Starting point is 01:13:43 Oh. It's a UMBC and MySpace murder. And there was a student there by the name of John Gomer. And he met a lovely lady on MySpace named Josie Brown. And they went on a date. They were driving back to his apartment on campus. Details are fuzzy. I'm trying to remember them all.
Starting point is 01:14:07 But I guess he wanted to fuck her. She did not. She said drive me home. She said sure. So we're like okay. But somewhere along the route he got upset that she would not fuck him. And got her out of the car or she asked out, we don't really know what happened. He beat her to death.
Starting point is 01:14:28 Oh. I know. So he beat her there, left her there and just went back to college. Like nothing happened. Couple months go by, body is found. Journal reports say he tried to cut off her fingers but only did one hand and removed her bottom jaw. So she wouldn't be identified.

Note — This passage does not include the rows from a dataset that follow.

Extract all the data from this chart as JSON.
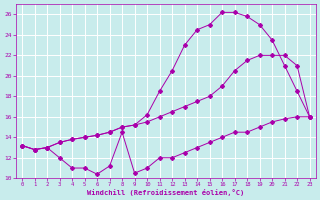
{
  "xlabel": "Windchill (Refroidissement éolien,°C)",
  "bg_color": "#c8ecec",
  "line_color": "#aa00aa",
  "grid_color": "#ffffff",
  "xlim": [
    -0.5,
    23.5
  ],
  "ylim": [
    10,
    27
  ],
  "yticks": [
    10,
    12,
    14,
    16,
    18,
    20,
    22,
    24,
    26
  ],
  "xticks": [
    0,
    1,
    2,
    3,
    4,
    5,
    6,
    7,
    8,
    9,
    10,
    11,
    12,
    13,
    14,
    15,
    16,
    17,
    18,
    19,
    20,
    21,
    22,
    23
  ],
  "line1_x": [
    0,
    1,
    2,
    3,
    4,
    5,
    6,
    7,
    8,
    9,
    10,
    11,
    12,
    13,
    14,
    15,
    16,
    17,
    18,
    19,
    20,
    21,
    22,
    23
  ],
  "line1_y": [
    13.2,
    12.8,
    13.0,
    12.0,
    11.0,
    11.0,
    10.4,
    11.2,
    14.5,
    10.5,
    11.0,
    12.0,
    12.0,
    12.5,
    13.0,
    13.5,
    14.0,
    14.5,
    14.5,
    15.0,
    15.5,
    15.8,
    16.0,
    16.0
  ],
  "line2_x": [
    0,
    1,
    2,
    3,
    4,
    5,
    6,
    7,
    8,
    9,
    10,
    11,
    12,
    13,
    14,
    15,
    16,
    17,
    18,
    19,
    20,
    21,
    22,
    23
  ],
  "line2_y": [
    13.2,
    12.8,
    13.0,
    13.5,
    13.8,
    14.0,
    14.2,
    14.5,
    15.0,
    15.2,
    15.5,
    16.0,
    16.5,
    17.0,
    17.5,
    18.0,
    19.0,
    20.5,
    21.5,
    22.0,
    22.0,
    22.0,
    21.0,
    16.0
  ],
  "line3_x": [
    0,
    1,
    2,
    3,
    4,
    5,
    6,
    7,
    8,
    9,
    10,
    11,
    12,
    13,
    14,
    15,
    16,
    17,
    18,
    19,
    20,
    21,
    22,
    23
  ],
  "line3_y": [
    13.2,
    12.8,
    13.0,
    13.5,
    13.8,
    14.0,
    14.2,
    14.5,
    15.0,
    15.2,
    16.2,
    18.5,
    20.5,
    23.0,
    24.5,
    25.0,
    26.2,
    26.2,
    25.8,
    25.0,
    23.5,
    21.0,
    18.5,
    16.0
  ]
}
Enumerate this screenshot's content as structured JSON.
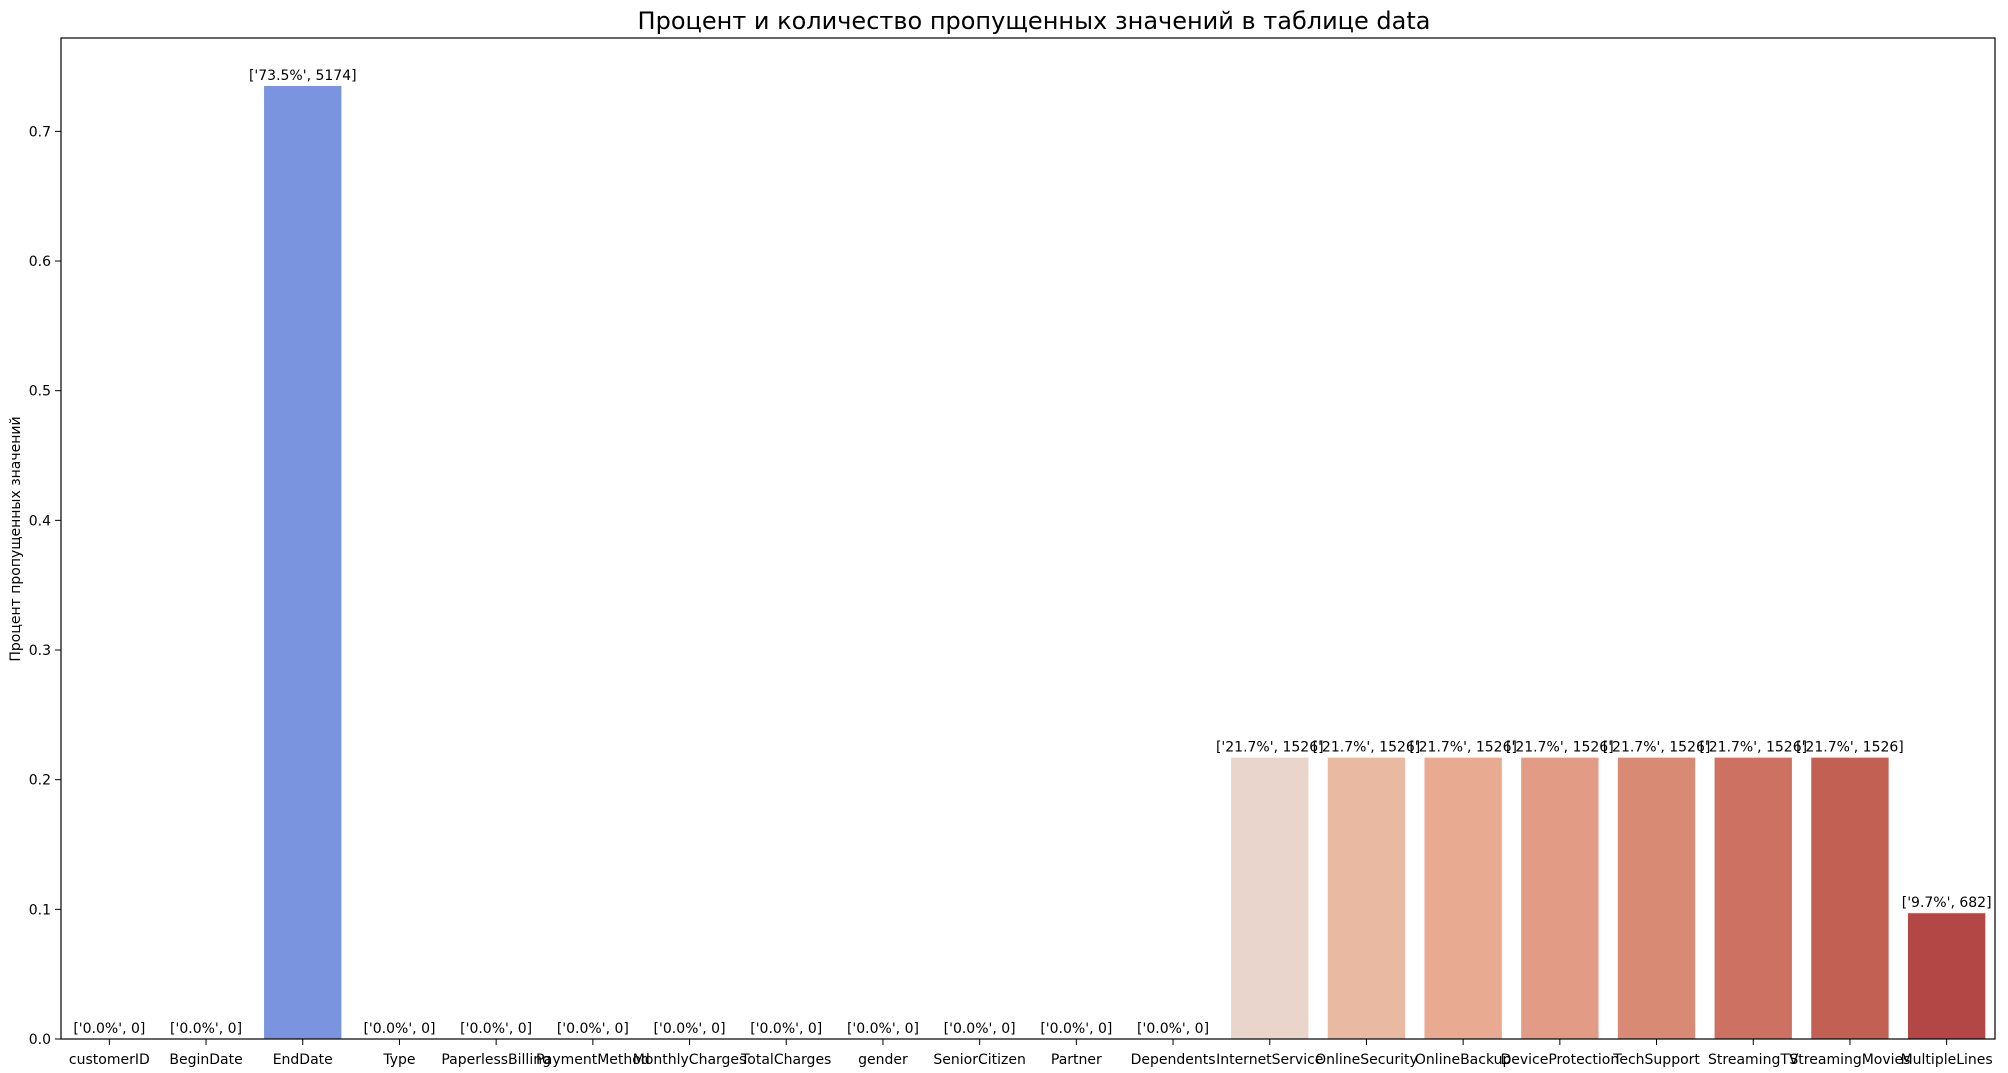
{
  "chart_data": {
    "type": "bar",
    "title": "Процент и количество пропущенных значений в таблице data",
    "xlabel": "",
    "ylabel": "Процент пропущенных значений",
    "ylim": [
      0,
      0.772
    ],
    "yticks": [
      "0.0",
      "0.1",
      "0.2",
      "0.3",
      "0.4",
      "0.5",
      "0.6",
      "0.7"
    ],
    "grid": false,
    "categories": [
      "customerID",
      "BeginDate",
      "EndDate",
      "Type",
      "PaperlessBilling",
      "PaymentMethod",
      "MonthlyCharges",
      "TotalCharges",
      "gender",
      "SeniorCitizen",
      "Partner",
      "Dependents",
      "InternetService",
      "OnlineSecurity",
      "OnlineBackup",
      "DeviceProtection",
      "TechSupport",
      "StreamingTV",
      "StreamingMovies",
      "MultipleLines"
    ],
    "values": [
      0,
      0,
      0.735,
      0,
      0,
      0,
      0,
      0,
      0,
      0,
      0,
      0,
      0.217,
      0.217,
      0.217,
      0.217,
      0.217,
      0.217,
      0.217,
      0.097
    ],
    "bar_labels": [
      "['0.0%', 0]",
      "['0.0%', 0]",
      "['73.5%', 5174]",
      "['0.0%', 0]",
      "['0.0%', 0]",
      "['0.0%', 0]",
      "['0.0%', 0]",
      "['0.0%', 0]",
      "['0.0%', 0]",
      "['0.0%', 0]",
      "['0.0%', 0]",
      "['0.0%', 0]",
      "['21.7%', 1526]",
      "['21.7%', 1526]",
      "['21.7%', 1526]",
      "['21.7%', 1526]",
      "['21.7%', 1526]",
      "['21.7%', 1526]",
      "['21.7%', 1526]",
      "['9.7%', 682]"
    ],
    "colors": [
      "#3b4cc0",
      "#4961d2",
      "#7a94df",
      "#8fb1fe",
      "#a5c3fe",
      "#bad0f8",
      "#cdd9ec",
      "#dddddd",
      "#ebd3c6",
      "#f2c8b4",
      "#f5b89d",
      "#f4a385",
      "#e9d5cb",
      "#eab9a2",
      "#e9aa92",
      "#e29c85",
      "#d98a74",
      "#cd7263",
      "#c26054",
      "#b24745"
    ],
    "legend": "none"
  }
}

Starting point is 01:14:51 But luckily he pocket dialed her while he was beating her. It was all caught on her voicemail. No. Yeah. So he is now in jail and prison for the rest of his life. And that's the UMBC murder back in 2005. Jesus. Horrifying.
Starting point is 01:15:20 But it's the worst. Thank you. That was amazing. Yeah. Great job. Oh wait. Oh we have a present. Is it a Canadian Kit Kat?

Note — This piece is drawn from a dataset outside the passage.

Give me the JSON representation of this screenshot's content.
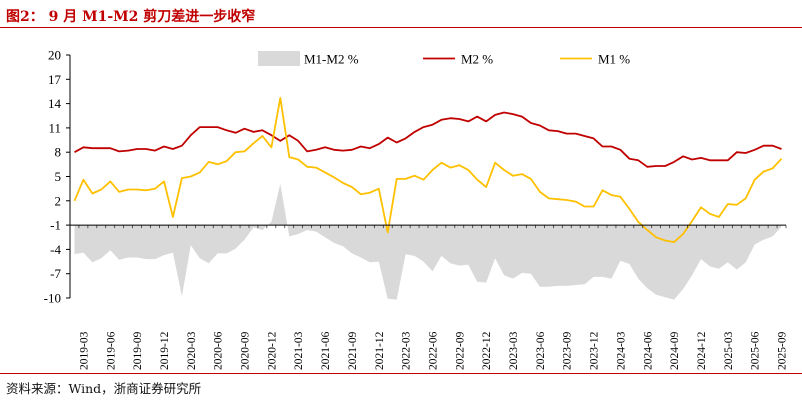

Starting point is 01:15:29 No. We forgot the present. Yeah the present? Oh yeah. It's a keychain someone made that says Murderina. Oh it's so cute. Thanks whoever made this. I love it.
Starting point is 01:15:37 Thank you. I'll take that. Thanks. Great job. Move events. Thank you. Oh that was horrifying. Jarring.
Starting point is 01:15:45 Okay. Thank you guys for coming tonight. Thank you for listening. Thank you for supporting us always. We're so grateful and so lucky that we get to do this and drive in the snow and come see these warm and friendly faces. It's wonderful. Thank you.
Starting point is 01:16:03 Yeah this was an amazing show and we say this all the time, that's the problem with posting live shows as people hear our speeches at the end, but we say it because we honestly mean it. This is our dream come true. I mean like because of your support, because of you guys coming out, getting tickets showing up, we got to write a book. Like the reason that's happening is because of you guys. And so we're so excited that we get to do it with you.
Starting point is 01:16:34 So thank you so much for being with us throughout this fucking insane situation that we are in. And thanks for coming out. And do us a favor and stay sexy. And don't get hurt. Bye Baltimore. Thank you. Thank you.